What’s different today is that the government is not only investing in payment reform but is also shifting the focus of the delivery system to population health management as a key ingredient for change. It’s a heavy lift and I believe it has a great chance of working. The New England Journal of Medicine recently studied two-year quality and cost results for the CPC program. The improvements observed in access to care and care management of high-risk patients are evidence that this is a work in progress, and I believe that improvements to date from the CPC pilot will pale in comparison to the greater improvements that will occur over the next three years; even more so with the implementation of CPC+. The return on stakeholders’ investments should be substantially greater in the post-pilot years ahead.
I think CMS leaders agree, as evidenced by their expanded investment in the CPC+ program and many other current Center for Medicare & Medicaid Innovation (CMMI)-funded initiatives like the State Innovation Model (SIM) and Transforming Primary Care initiative (TCPi). These programs are foundational investments in delivery redesign and payment reform. And although the results are not significant in terms of bending the cost curve just yet – that outcome will occur more quickly and dramatically as we advance toward the Medicare milestones for shifting to value-based payments under the MACRA/MIPS framework in 2017-2019. The takeaway here is that the short-term results should motivate us to keep working toward the long-term results.
There are many who disagree with this approach and my enthusiasm for it.
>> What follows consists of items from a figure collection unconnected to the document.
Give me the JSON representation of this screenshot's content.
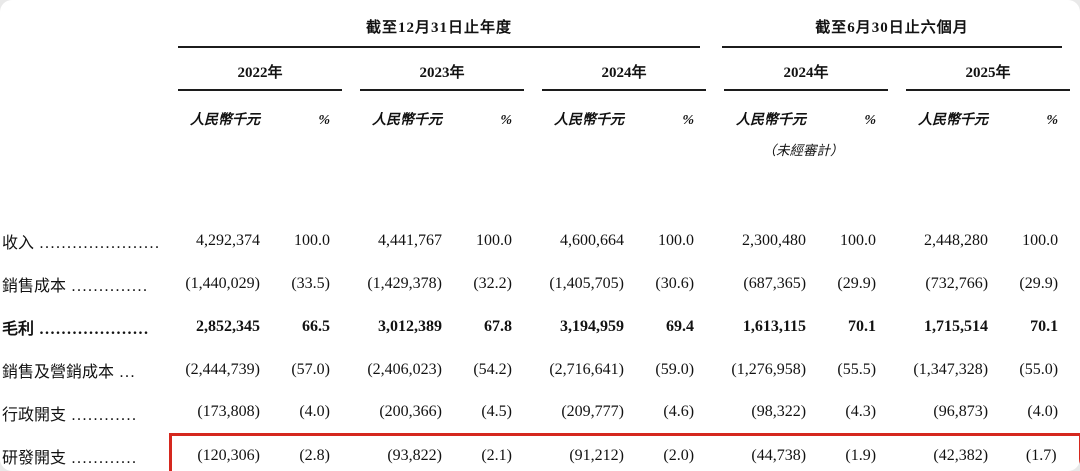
{
  "table": {
    "period_groups": [
      {
        "label": "截至12月31日止年度"
      },
      {
        "label": "截至6月30日止六個月"
      }
    ],
    "year_headers": [
      "2022年",
      "2023年",
      "2024年",
      "2024年",
      "2025年"
    ],
    "unit_label": "人民幣千元",
    "percent_label": "%",
    "unaudited_note": "（未經審計）",
    "highlight_color": "#d5281e",
    "rows": [
      {
        "label": "收入",
        "dots": "......................",
        "style": "normal",
        "highlight": false,
        "values": [
          "4,292,374",
          "100.0",
          "4,441,767",
          "100.0",
          "4,600,664",
          "100.0",
          "2,300,480",
          "100.0",
          "2,448,280",
          "100.0"
        ]
      },
      {
        "label": "銷售成本",
        "dots": "..............",
        "style": "normal",
        "highlight": false,
        "values": [
          "(1,440,029)",
          "(33.5)",
          "(1,429,378)",
          "(32.2)",
          "(1,405,705)",
          "(30.6)",
          "(687,365)",
          "(29.9)",
          "(732,766)",
          "(29.9)"
        ]
      },
      {
        "label": "毛利",
        "dots": "....................",
        "style": "bold",
        "highlight": false,
        "values": [
          "2,852,345",
          "66.5",
          "3,012,389",
          "67.8",
          "3,194,959",
          "69.4",
          "1,613,115",
          "70.1",
          "1,715,514",
          "70.1"
        ]
      },
      {
        "label": "銷售及營銷成本",
        "dots": "...",
        "style": "normal",
        "highlight": false,
        "values": [
          "(2,444,739)",
          "(57.0)",
          "(2,406,023)",
          "(54.2)",
          "(2,716,641)",
          "(59.0)",
          "(1,276,958)",
          "(55.5)",
          "(1,347,328)",
          "(55.0)"
        ]
      },
      {
        "label": "行政開支",
        "dots": "............",
        "style": "normal",
        "highlight": false,
        "values": [
          "(173,808)",
          "(4.0)",
          "(200,366)",
          "(4.5)",
          "(209,777)",
          "(4.6)",
          "(98,322)",
          "(4.3)",
          "(96,873)",
          "(4.0)"
        ]
      },
      {
        "label": "研發開支",
        "dots": "............",
        "style": "normal",
        "highlight": true,
        "values": [
          "(120,306)",
          "(2.8)",
          "(93,822)",
          "(2.1)",
          "(91,212)",
          "(2.0)",
          "(44,738)",
          "(1.9)",
          "(42,382)",
          "(1.7)"
        ]
      }
    ]
  }
}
I share their concerns, particularly to the extent that we won’t see the results we’re working toward if we don’t: 1) make the simple changes to better coordinate and integrate patient care in our healthcare delivery system; 2) effectively address the complex social determinants of health at the community and national levels; and 3) achieve greater activation of healthcare consumers in accepting responsibility for their personal health status. These are three key elements among the many crucial pieces of the puzzle that define sustainable change toward better healthcare, better health and the solvency of Medicare and Medicaid for future generations of Americans.